Bristol city centre’s limited supply suppressed any ability for take-up growth during 2018
Bristol’s office market is one constricted by tight and limited supply. This lack of supply saw 2018 city centre take-up fall broadly in line with the long term average but 13% below 2017. In total, Bristol city centre saw 532,000 sq ft of office space taken during 2018 across 105 deals, of which 129,000 sq ft could be considered Grade A. However, in Bristol’s out-of-town market take-up was 26% above the 10-year annual average, ending 2018 with a total office take-up of 401,000 sq ft.
Bristol city centre saw 532,000 sq ft of office space taken across 105 deals during 2018Savills Research
The most active sector in the city centre during 2018 was TMT which accounted for 29% of total take-up.

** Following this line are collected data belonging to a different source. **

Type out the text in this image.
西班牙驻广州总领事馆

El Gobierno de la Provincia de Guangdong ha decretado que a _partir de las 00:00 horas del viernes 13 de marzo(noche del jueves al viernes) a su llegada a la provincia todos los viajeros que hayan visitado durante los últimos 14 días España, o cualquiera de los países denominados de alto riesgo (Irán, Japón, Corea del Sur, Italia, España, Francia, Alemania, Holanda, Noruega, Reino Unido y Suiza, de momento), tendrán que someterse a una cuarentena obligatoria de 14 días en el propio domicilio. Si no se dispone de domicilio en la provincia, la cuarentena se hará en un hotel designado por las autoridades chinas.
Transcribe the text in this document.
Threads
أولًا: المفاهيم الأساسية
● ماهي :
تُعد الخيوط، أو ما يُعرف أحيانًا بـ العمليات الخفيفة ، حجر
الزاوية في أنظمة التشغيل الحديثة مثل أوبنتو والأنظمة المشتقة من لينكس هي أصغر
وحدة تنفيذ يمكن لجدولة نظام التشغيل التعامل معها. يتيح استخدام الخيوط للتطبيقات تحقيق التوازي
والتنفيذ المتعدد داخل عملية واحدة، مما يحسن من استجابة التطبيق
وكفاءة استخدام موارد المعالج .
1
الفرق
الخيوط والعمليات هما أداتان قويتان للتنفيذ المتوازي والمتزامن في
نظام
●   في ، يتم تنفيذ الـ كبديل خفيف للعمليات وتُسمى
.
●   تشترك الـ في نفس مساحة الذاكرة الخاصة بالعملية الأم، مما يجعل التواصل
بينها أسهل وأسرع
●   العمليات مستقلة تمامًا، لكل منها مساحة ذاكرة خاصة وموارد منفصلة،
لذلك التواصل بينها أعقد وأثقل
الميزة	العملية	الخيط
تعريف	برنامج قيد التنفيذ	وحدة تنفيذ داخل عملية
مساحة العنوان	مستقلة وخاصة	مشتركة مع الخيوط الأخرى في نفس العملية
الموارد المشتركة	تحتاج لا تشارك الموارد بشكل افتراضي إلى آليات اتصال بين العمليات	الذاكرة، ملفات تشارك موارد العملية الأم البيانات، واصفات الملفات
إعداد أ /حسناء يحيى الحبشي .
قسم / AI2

Followed by business and consumer services which took 19% and insurance and financial services who took 14% of city centre take-up.
The most notable key deals in the city centre were seen at Palmer Capital/Cubex’s speculatively built Aurora building at Finzels Reach, with occupiers such as Parmenion Capital (31,233 sq ft), Experis (5,002 sq ft) and Amdaris (3,194 sq ft) all signing up to space in advance of practical completion at the building.
The Aurora Building, Finzels Reach which has been available for occupation since June 2018.
Savills are acting on behalf of the landlord.
The serviced office sector was also particularly active in Bristol city centre, during 2018 there was a 328% increase in take-up to this sector. Runway East were a key deal signing for 30,000 sq ft at 1 Victoria Street. The success of the serviced office sector in Bristol has been facilitated by serviced office occupier’s preference for large deals, allowing them to acquire large chunks of Bristol’s office supply.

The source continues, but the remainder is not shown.